25 May 2005

Driving the view.

I grow old I grow old I shall wear the bottoms of my trousers rolled.

It's been a week and my back is still aching. However, the pills are helping me get by that. And now I see everything more clearly. Seriously, we're all just zeroes and ones.

I'm planning on getting back on my bike today (it's a Specialized, so don't get excited), because I'm getting sick of the walking from Adams Mogan to Foggy Bottom. Still, walking lets you notice things that you don't always see on a bike. For instance, I pay more attention to the flowers planted in Sonny Bono's park when I'm on foot. Also, I tend to notice the number of single-occupant cars passing by while I'm stopped at a corner. Most cars contain only the driver.

I try my best not to drive to or from work. First, it's too expensive to park. Second, I can get to work faster on my bike than in a car. Third, one principle of living in the city is that you shouldn't have to drive as part of your daily living.
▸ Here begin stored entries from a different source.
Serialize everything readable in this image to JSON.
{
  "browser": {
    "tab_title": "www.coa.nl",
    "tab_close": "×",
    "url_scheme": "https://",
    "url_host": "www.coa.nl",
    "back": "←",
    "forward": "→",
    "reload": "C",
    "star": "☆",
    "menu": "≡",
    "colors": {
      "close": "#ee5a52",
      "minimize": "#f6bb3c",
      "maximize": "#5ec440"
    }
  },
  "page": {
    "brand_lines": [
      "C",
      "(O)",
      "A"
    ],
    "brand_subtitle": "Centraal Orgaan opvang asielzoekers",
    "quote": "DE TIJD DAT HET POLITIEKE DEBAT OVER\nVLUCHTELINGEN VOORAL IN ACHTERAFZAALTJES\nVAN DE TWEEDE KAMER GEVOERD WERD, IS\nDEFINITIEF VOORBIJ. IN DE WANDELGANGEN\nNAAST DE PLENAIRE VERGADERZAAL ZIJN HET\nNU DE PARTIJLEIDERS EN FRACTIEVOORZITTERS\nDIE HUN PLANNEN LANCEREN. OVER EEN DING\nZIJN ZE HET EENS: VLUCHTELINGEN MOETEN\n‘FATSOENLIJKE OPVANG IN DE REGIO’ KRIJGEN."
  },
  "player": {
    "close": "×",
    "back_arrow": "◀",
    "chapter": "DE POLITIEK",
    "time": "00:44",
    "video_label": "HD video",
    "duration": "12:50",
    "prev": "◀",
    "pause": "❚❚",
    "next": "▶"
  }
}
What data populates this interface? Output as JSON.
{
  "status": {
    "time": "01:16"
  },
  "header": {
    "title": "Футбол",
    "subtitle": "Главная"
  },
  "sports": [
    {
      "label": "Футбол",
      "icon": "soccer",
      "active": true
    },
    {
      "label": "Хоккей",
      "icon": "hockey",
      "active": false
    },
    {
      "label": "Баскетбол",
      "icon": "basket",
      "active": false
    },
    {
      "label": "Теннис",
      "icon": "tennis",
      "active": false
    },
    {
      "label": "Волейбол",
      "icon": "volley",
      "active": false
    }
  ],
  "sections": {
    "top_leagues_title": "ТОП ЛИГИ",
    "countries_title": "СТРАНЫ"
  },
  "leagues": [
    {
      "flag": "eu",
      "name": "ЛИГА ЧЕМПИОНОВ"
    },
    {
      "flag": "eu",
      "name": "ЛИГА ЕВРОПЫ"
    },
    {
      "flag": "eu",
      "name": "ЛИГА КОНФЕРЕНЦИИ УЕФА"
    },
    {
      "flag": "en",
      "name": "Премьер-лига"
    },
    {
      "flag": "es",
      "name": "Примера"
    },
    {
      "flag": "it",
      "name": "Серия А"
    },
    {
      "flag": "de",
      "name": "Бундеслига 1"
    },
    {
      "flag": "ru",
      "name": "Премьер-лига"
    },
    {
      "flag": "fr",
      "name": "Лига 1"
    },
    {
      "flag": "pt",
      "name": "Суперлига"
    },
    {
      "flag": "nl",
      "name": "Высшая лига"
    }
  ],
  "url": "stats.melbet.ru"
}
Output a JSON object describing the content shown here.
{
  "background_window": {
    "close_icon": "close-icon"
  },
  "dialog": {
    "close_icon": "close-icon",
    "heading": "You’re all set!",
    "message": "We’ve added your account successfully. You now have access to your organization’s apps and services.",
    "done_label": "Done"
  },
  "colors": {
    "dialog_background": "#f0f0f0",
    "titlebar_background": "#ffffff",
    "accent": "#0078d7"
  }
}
This car culture of ours is hard to shake. We've basically built communities around the availability of cars and freeways, and even before that the automobile was enshrined in the American psyche as a necessary appendage. Fitzgerald's characters are always driving somewhere, getting in accidents. Steinbeck's The Grapes of Wrath wouldn't have been possible without the automobile. Kerouac's classic On the Road immortalizes cross-country automobile treks. American Grafitti provides an archetype of the "cruising" teenage scene.

The car is deeply ingrained in our sense of mobility and individuality -- in our cars we can go anywhere and we can do it alone. This may explain why so many people pick their noses while driving, as if no one could see them through the windshield. We see the car as an extension of our personalities: hence many balding middle-aged men suddenly acquire snappy little red roadsters. Likewise, car companies market to that attachment: "Not your father's oldsmobile" was one rallying cry that came too late to save the brand.

Our car is bland. It's a honda civic hybrid. It's slow to accelerate and it's smaller than our last car, but overall we're happy with it. It is, after all, a fine car for a man, a woman, and two children.